I am not an expert on this matter but I wanted to highlight the issues that cloud every Australian native ingredient so that as customers we can be more aware when purchasing products containing them. Often we focus on cultural appropriation relating to ingredient stories or visual communication, but the issue should also be looked at from a genetic resources perspective. This is by no means saying that non-Indigenous brands should avoid native ingredients or that they don’t have a right to use them, in fact the opposite is true. This industry should continue to grow but not at the expense of Aboriginal people and their communities.
I acknowledge the Traditional Owners of Country and their continuing connection to land, sea and community. I pay my respects to them and their cultures, to the Elders past, present, and emerging. I write this from Boorloo in Noongar Whadjuk Boodjar and I acknowledge the Traditional Owners of this Country where I reside, the Whadjuk people of the Noongar nation.
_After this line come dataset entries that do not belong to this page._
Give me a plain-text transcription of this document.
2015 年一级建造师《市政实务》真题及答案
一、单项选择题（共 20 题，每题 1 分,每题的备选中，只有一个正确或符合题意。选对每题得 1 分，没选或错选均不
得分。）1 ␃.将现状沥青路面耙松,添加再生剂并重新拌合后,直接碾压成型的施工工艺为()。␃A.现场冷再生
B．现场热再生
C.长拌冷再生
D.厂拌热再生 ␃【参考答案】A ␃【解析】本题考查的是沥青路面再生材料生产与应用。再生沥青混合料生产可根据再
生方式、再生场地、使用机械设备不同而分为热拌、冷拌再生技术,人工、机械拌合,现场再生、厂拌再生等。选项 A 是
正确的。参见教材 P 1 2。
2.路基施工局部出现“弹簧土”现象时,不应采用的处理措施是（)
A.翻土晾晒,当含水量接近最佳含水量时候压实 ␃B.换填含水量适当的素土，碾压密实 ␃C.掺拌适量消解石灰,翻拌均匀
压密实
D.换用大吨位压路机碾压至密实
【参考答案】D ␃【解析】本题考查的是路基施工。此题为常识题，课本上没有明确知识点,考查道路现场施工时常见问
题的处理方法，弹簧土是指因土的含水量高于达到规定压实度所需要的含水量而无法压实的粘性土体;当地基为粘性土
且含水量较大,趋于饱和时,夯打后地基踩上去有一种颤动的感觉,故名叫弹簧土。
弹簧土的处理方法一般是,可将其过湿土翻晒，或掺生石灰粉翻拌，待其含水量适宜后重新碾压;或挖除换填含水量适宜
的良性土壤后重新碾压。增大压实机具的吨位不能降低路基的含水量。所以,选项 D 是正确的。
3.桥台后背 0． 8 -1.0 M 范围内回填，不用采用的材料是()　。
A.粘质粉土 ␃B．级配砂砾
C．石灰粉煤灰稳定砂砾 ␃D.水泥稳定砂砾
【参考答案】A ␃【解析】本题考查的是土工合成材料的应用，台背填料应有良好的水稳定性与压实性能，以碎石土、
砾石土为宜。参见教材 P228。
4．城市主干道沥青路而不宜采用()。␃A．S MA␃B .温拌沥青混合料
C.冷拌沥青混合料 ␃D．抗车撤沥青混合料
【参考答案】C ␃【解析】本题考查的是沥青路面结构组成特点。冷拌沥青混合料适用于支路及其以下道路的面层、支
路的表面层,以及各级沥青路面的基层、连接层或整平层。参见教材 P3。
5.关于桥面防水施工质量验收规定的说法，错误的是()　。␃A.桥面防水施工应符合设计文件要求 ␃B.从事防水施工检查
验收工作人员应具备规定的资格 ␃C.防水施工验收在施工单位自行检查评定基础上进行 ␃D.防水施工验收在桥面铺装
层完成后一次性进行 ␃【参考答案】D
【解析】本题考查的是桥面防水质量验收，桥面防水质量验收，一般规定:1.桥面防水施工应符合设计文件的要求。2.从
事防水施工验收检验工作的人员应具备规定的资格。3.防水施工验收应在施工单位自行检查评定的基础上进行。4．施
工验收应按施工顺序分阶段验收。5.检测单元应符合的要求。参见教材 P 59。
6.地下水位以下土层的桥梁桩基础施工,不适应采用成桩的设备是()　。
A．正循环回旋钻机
I am not an Aboriginal person and I do not speak for Aboriginal people. I am interested in native ingredients and how they are sourced, in particular how Aboriginal communities can benefit from their Traditional Knowledge. I think it’s a topic that isn’t spoken about much in the beauty industry, and I want to bring light to it and start a discussion.
I would like to thank Paul Saeki from the Indigenous Land and Sea Corporation and the Secretariat for NAAKPA for his willingness to answer my questions and provide additional information. NAAKPA‘s website is filled with lots of information about Access & Benefit Sharing and protection of Indigenous Knowledge. I highly recommend that you look through their Articles & Papers section. It helped to inform this article.
I would also like to thank Sharon Winsor from Indigiearth for her encouragement to talk about this topic.
Thank you for reading and I look forward to the ongoing discussion about how we can protect the incredible knowledge and traditions of Aboriginal people.